The Anti-Shackling Campaign and the Role of RestoreHER
The ACLU, one of the main promoters of the anti-shackling coalition, has denounced on numerous occasions the risks involved in chaining pregnant women during childbirth, once the woman has given birth and during the postpartum period, which can interfere in your medical care, and in both your health and that of the newborn since freedom of movement is especially critical during childbirth. Besides, this procedure can cause irreversible psychological trauma to the woman, as she does not have freedom of movement or the necessary medical care for her pregnancy's correct course.
There are numerous campaigns against this practice and in favor of facilitating the reproductive rights of these women and the state bills that have been carried out against it. The main argument of these organizations is to defend that this is when the person is completely vulnerable. Given their condition of a hermit, it is up to the state to ensure compliance with their constitutional rights as citizens of the United States.
Although in recent years the anti-shackling campaign of pregnant women has received great support from all over the country, there are still many states that must establish and implement laws contrary to this procedure, as well as those states that despite if they already have a law in this regard, they do not implement it or adequately train prison staff to avoid these bad practices.

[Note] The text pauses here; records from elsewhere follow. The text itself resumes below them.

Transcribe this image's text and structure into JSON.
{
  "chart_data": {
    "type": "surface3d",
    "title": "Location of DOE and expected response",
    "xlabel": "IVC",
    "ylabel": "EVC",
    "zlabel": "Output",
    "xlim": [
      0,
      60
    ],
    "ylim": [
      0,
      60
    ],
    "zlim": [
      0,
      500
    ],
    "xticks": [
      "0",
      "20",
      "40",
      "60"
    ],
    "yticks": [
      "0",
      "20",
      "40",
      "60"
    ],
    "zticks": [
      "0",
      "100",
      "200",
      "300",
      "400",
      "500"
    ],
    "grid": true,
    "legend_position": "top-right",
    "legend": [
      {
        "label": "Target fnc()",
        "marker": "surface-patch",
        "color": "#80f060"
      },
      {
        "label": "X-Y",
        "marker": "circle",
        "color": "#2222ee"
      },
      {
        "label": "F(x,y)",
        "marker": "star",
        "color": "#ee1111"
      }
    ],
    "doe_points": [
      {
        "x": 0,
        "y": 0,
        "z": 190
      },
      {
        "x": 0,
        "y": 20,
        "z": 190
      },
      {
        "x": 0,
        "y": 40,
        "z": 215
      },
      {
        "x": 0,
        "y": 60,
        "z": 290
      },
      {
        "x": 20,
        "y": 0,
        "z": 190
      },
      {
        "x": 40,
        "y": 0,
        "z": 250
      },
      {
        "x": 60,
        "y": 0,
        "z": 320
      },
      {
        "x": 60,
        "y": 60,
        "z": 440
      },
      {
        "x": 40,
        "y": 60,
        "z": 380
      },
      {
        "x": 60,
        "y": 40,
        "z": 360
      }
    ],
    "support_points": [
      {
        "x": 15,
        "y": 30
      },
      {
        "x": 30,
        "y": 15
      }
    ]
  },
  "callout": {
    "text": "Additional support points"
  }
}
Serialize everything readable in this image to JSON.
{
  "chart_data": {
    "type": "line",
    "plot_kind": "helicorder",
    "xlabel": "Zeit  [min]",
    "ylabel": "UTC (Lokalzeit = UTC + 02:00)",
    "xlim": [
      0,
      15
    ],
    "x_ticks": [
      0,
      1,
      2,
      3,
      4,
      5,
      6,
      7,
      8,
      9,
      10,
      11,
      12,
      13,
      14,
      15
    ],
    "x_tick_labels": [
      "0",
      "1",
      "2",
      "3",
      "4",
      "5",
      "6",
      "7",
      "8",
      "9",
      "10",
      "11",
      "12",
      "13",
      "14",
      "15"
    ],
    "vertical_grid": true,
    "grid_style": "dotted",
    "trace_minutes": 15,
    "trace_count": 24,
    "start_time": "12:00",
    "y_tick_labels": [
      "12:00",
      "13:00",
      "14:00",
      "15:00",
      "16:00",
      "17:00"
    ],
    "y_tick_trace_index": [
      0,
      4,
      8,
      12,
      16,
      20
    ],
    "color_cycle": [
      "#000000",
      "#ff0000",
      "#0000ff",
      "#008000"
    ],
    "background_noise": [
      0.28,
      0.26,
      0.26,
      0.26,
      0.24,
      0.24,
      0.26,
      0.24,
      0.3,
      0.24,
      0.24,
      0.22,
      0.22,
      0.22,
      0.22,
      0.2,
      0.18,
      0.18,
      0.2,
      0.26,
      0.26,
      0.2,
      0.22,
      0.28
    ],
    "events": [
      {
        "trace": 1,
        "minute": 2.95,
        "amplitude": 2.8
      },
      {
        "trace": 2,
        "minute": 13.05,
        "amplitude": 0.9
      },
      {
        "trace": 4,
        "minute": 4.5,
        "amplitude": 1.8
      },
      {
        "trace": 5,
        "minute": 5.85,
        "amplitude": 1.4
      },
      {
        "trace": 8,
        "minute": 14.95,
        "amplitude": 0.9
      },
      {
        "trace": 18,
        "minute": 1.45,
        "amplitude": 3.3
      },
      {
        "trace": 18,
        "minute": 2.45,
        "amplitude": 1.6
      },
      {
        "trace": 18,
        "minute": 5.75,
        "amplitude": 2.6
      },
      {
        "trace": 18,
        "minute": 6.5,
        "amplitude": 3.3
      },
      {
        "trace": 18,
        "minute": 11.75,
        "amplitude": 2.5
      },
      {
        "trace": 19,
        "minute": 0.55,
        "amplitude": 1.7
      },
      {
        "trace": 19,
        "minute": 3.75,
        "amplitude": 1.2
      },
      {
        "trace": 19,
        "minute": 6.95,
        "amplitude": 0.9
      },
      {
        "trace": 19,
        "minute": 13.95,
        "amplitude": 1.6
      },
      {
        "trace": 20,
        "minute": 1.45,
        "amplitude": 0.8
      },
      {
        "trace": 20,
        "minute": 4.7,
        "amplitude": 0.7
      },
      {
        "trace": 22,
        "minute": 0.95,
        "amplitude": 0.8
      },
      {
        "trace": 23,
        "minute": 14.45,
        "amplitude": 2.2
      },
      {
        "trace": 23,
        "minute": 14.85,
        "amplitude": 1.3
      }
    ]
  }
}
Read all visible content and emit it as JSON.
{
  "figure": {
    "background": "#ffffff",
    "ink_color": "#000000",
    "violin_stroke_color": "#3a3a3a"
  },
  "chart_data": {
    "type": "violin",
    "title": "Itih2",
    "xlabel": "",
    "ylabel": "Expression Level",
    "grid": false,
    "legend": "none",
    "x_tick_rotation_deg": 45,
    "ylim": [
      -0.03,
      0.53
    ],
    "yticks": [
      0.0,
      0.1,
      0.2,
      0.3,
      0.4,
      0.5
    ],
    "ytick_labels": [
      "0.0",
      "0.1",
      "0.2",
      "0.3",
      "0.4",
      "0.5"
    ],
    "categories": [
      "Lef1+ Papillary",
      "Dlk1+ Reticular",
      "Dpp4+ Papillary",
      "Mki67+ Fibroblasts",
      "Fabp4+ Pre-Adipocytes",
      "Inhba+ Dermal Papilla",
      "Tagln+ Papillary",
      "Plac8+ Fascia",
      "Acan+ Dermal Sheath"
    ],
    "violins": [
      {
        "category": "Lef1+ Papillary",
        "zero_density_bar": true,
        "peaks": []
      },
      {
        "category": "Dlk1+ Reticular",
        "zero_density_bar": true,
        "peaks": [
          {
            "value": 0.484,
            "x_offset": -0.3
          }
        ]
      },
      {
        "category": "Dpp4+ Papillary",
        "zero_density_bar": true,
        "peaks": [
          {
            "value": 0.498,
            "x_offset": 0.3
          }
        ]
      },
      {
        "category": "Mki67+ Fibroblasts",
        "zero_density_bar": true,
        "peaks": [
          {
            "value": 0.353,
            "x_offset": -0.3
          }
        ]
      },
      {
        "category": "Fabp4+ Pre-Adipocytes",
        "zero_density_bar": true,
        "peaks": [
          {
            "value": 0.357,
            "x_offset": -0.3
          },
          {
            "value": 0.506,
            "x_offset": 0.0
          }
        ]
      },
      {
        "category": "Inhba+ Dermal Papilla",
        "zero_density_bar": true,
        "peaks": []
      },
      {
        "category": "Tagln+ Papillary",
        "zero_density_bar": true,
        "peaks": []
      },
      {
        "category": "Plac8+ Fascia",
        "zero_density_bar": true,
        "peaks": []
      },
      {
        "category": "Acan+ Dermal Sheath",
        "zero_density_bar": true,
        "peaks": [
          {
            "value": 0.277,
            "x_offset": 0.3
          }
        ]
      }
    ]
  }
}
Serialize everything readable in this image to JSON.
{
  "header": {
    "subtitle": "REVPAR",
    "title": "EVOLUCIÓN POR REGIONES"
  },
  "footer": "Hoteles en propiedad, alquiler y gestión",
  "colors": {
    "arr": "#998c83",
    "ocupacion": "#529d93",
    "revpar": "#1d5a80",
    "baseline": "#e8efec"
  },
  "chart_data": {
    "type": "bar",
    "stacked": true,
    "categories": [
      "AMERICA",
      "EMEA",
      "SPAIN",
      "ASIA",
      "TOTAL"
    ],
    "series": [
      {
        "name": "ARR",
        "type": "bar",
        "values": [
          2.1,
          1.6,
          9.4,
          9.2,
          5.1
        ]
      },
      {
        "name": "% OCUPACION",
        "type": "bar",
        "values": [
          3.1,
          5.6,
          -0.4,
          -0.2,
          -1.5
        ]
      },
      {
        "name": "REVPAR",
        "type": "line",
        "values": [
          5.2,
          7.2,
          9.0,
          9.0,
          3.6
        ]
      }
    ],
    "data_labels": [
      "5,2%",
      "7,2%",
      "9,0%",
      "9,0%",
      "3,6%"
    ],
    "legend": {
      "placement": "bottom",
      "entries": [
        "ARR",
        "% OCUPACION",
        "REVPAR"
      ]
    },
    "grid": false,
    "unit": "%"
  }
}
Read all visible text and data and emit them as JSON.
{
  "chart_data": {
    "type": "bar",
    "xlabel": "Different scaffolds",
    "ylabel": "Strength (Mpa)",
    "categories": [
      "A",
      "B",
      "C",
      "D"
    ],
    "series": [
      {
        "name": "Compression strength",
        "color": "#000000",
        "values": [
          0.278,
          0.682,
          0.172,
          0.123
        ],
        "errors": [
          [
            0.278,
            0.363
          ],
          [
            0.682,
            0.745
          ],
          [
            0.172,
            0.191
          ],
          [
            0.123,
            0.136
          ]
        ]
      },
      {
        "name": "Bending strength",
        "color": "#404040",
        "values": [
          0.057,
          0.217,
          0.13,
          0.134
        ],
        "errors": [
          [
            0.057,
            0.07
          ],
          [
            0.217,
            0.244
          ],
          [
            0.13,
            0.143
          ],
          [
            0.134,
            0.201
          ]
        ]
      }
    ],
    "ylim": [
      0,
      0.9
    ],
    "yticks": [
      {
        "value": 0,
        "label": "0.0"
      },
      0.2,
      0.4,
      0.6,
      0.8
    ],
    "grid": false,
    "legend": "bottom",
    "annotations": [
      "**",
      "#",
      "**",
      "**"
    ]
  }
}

However, it is true that the trend in Federal Courts and the Courts of Public Opinion is clear: it cannot continue to be acceptable for women inmates to continue to be handcuffed during childbirth. Many states are moving toward policies that prohibit using these practices and procedures, and many others are beginning to see how important it is to take action. The challenge now is for these laws to be implemented and for prison staff to be trained for special treatment in the face of pregnant women's needs.
After all, when the state imprisons a woman for having committed a crime, enters prison pregnant, or remains pregnant while already in jail, her punishment is locked up. The right to choose to become pregnant or not is an individual right. Suffering during this period is in no way part of your sentence.
RestoreHER: the groundbreaking work for incarcerated women
The advent of violence and cases of injustice faced by mass incarcerated women witnessed a surge in campaigns for their better interests. In this regard, Pamela Winn holds an incredible reputation, having founded the organization, RestoreHER which aims to protect the physical and mental wellbeing of mass incarcerated women, pregnant women in jails, and facing convictions.
RestoreHER has led a benchmark in being a strong advocate in the passing of First Step Act, a historical federal legislation in the United States that banned the shackling of women in federal prisons. The organization also offered consultation and support for the “The Pregnant Women in Custody Act”. The national legislation forbids restrictive confinement of pregnant women facing labor.
The historical legislation brings forward observance of fundamental steps in maintaining the health and safety of pregnant women. Not just women but a set of standards in the wellbeing of fetuses and infants. Furthermore, the organization lodged its advocacy for funding state backed education of law enforcement agencies in the handling and treatment of pregnant women in custody.
RestoreHER is also a core partner of the Southern Black Girls and Women Consortium, where small-scale organizations are working in the interest of young women of color, introducing technical and skill-based education, and providing initial funding to fulfill their dreams.